Las Vegas was silly, but grassroots basketball remains in a pretty good place
LaVar Ball got all the headlines but a lot of good comes out of AAU-level tournaments
Back home finally, my annual trip to Las Vegas for July's last Evaluation Period in the books, I did an interview Monday on NBC Sports Radio during which my friend Chris Mannix asked about the state of grassroots basketball.
It was a good question given the events of the past week.
Because from Wednesday night until the moment his Big Ballers were eliminated from the Adidas Uprising Summer Championships on Saturday afternoon, LaVar Ball was the story. First his mere presence, then his outlandish antics, dominated headlines on national websites -- including this one -- and created radio and television content for days. And if you didn't know better, you might get the impression that grassroots basketball is a coast-to-coast circus where coaches belittling women and pulling their teams off courts mid-game is normal.
It's not, though.
Truth is, the grassroots scene is as good as ever, if not better. And LaVar Ball and the Big Ballers are more of an outlier than the norm. Nobody else acts like him. Nobody else plays like them. So when they get all of the attention -- and they really did get all of the attention out in Las Vegas -- it can easily and understandably distort the reality of the situation. But the reality of the situation is this: Grassroots basketball isn't perfect -- but it's mostly good. And the improvements over the years are noticeable.
When I first started writing about college basketball, roughly 20 years ago, summer hoops was more about camps than tournaments, more about matchups than championships. But now Nike has the EYBL that prioritizes team-play and winning. So EYBL games -- including pretty much every game at the Peach Jam -- now look a lot like high-stakes high school games with better players.
Adidas and Under Armour have launched similar leagues that have had a similar effect -- meaning there are three relevant circuits providing opportunities for thousands of young people to travel the country, compete in front of college coaches and create scholarship opportunities for themselves. How that gets twisted into the worst thing in the world has never made sense to me. The good has forever outweighed the bad. And, these days, the scale is more lopsided than ever.

Which is not to suggest there aren't issues.
Agents still finance programs to certain degrees. So some elite prospects are bought and paid for before they ever even enter college. And the amount of influence shoe companies have over where recruits ultimately attend school is disconcerting. And how some organizers have turned amateur events into blatant cash-grabs is gross. And there are some clowns coaching, sure.

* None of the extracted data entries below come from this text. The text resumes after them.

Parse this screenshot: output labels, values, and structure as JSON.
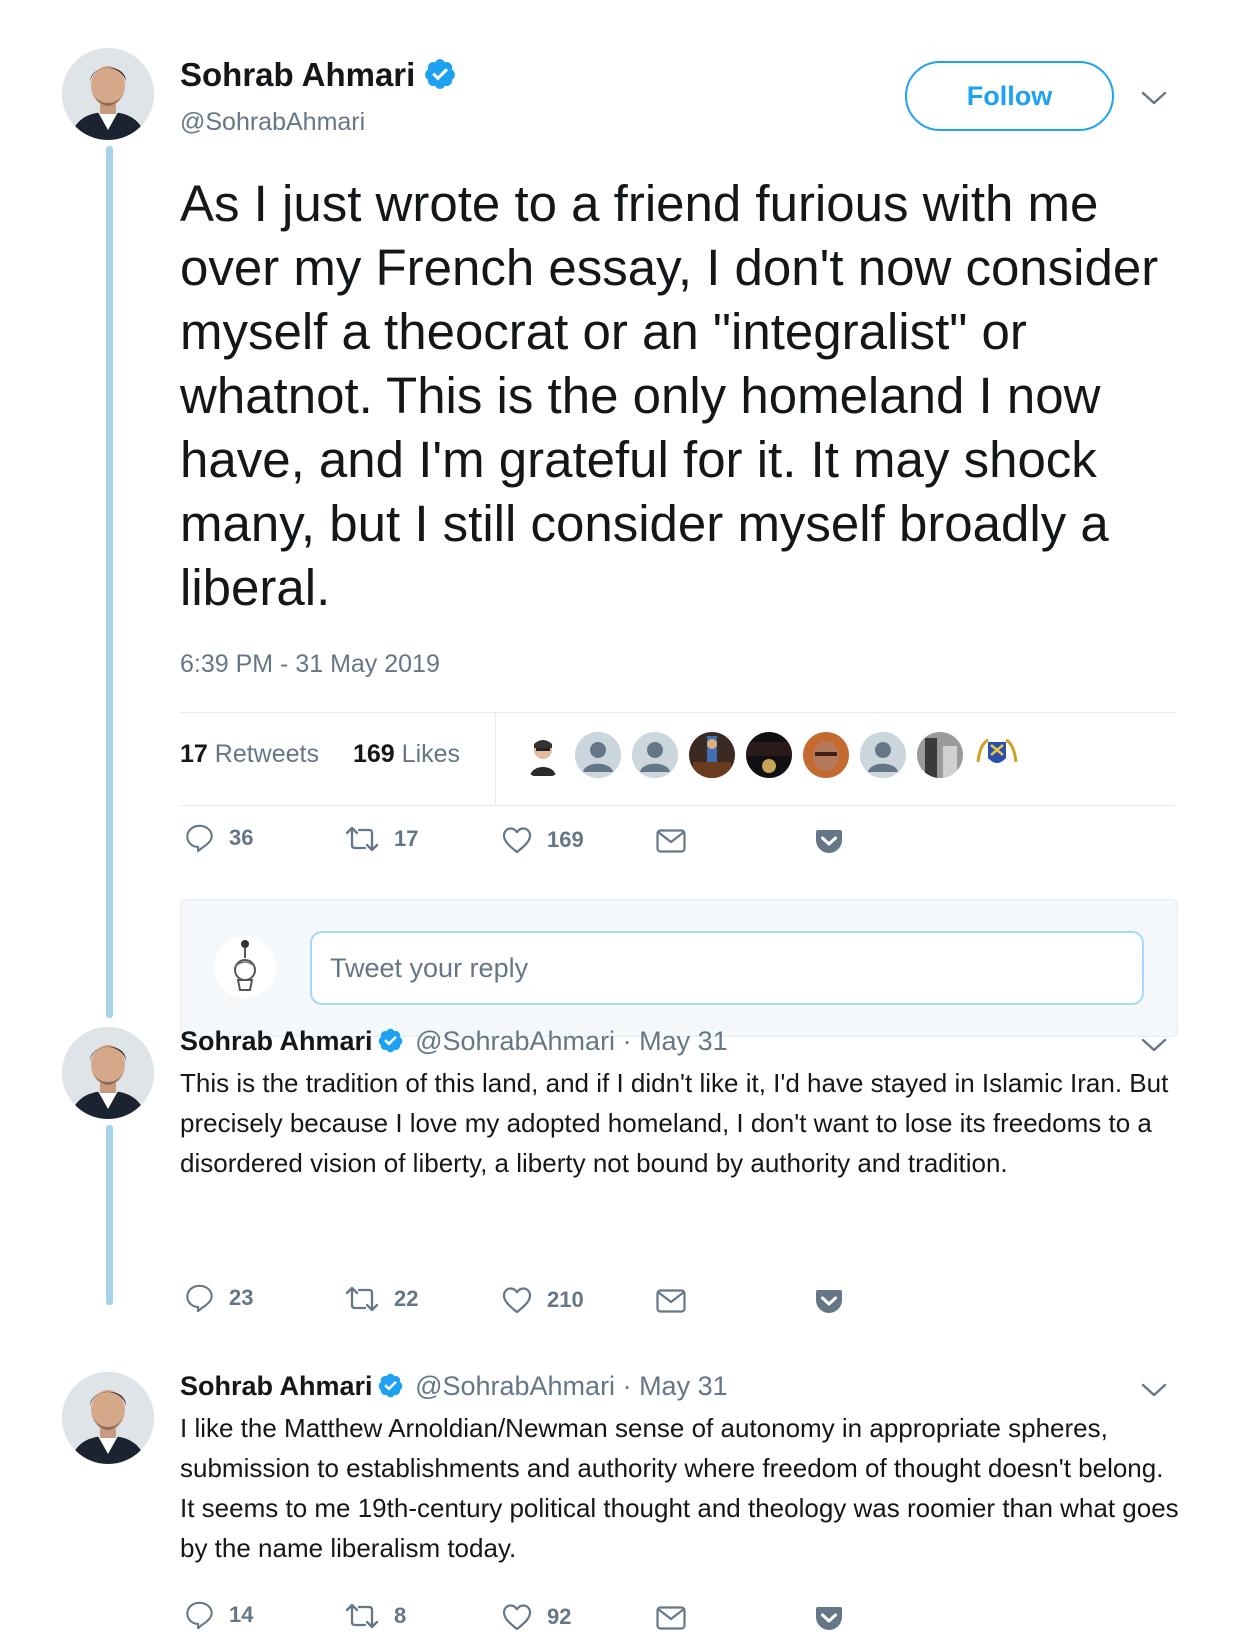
{
  "main_tweet": {
    "name": "Sohrab Ahmari",
    "handle": "@SohrabAhmari",
    "follow_label": "Follow",
    "text": "As I just wrote to a friend furious with me over my French essay, I don't now consider myself a theocrat or an \"integralist\" or whatnot. This is the only homeland I now have, and I'm grateful for it. It may shock many, but I still consider myself broadly a liberal.",
    "timestamp": "6:39 PM - 31 May 2019",
    "retweets_count": "17",
    "retweets_label": "Retweets",
    "likes_count": "169",
    "likes_label": "Likes",
    "actions": {
      "replies": "36",
      "retweets": "17",
      "likes": "169"
    }
  },
  "reply_box": {
    "placeholder": "Tweet your reply"
  },
  "replies": [
    {
      "name": "Sohrab Ahmari",
      "handle": "@SohrabAhmari",
      "date": "· May 31",
      "text": "This is the tradition of this land, and if I didn't like it, I'd have stayed in Islamic Iran. But precisely because I love my adopted homeland, I don't want to lose its freedoms to a disordered vision of liberty, a liberty not bound by authority and tradition.",
      "actions": {
        "replies": "23",
        "retweets": "22",
        "likes": "210"
      }
    },
    {
      "name": "Sohrab Ahmari",
      "handle": "@SohrabAhmari",
      "date": "· May 31",
      "text": "I like the Matthew Arnoldian/Newman sense of autonomy in appropriate spheres, submission to establishments and authority where freedom of thought doesn't belong. It seems to me 19th-century political thought and theology was roomier than what goes by the name liberalism today.",
      "actions": {
        "replies": "14",
        "retweets": "8",
        "likes": "92"
      }
    }
  ],
  "colors": {
    "accent": "#1da1f2",
    "thread_line": "#a7d3ea",
    "secondary_text": "#657786",
    "divider": "#e6ecf0"
  },
  "icons": [
    "verified-badge-icon",
    "chevron-down-icon",
    "reply-icon",
    "retweet-icon",
    "like-icon",
    "direct-message-icon",
    "tweet-activity-icon"
  ]
}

A perfect system, it's not.
But it's better than the alternative -- if what you consider to be the alternative is a world without grassroots basketball. Because a world without grassroots basketball would be one of limited opportunities where college coaches are reduced to scouting high school games that offer relatively little. They'd see dozens of prospects in a week instead of hundreds of prospects in a weekend. Consequently, fewer kids would be evaluated and players who aren't teammates with elite prospects would largely go unnoticed.
Again, that's not a good thing.
I can't tell you how many times a college coach has entered a grassroots gym to watch one player and left intrigued by another he didn't know existed an hour earlier. Happens everyday. And as long as that's the case, grassroots basketball is worth preserving.
Can it get ridiculous?
Yes.
Last week was proof. But the good still outweighs the bad -- even if the bad gobbles up most of the headlines.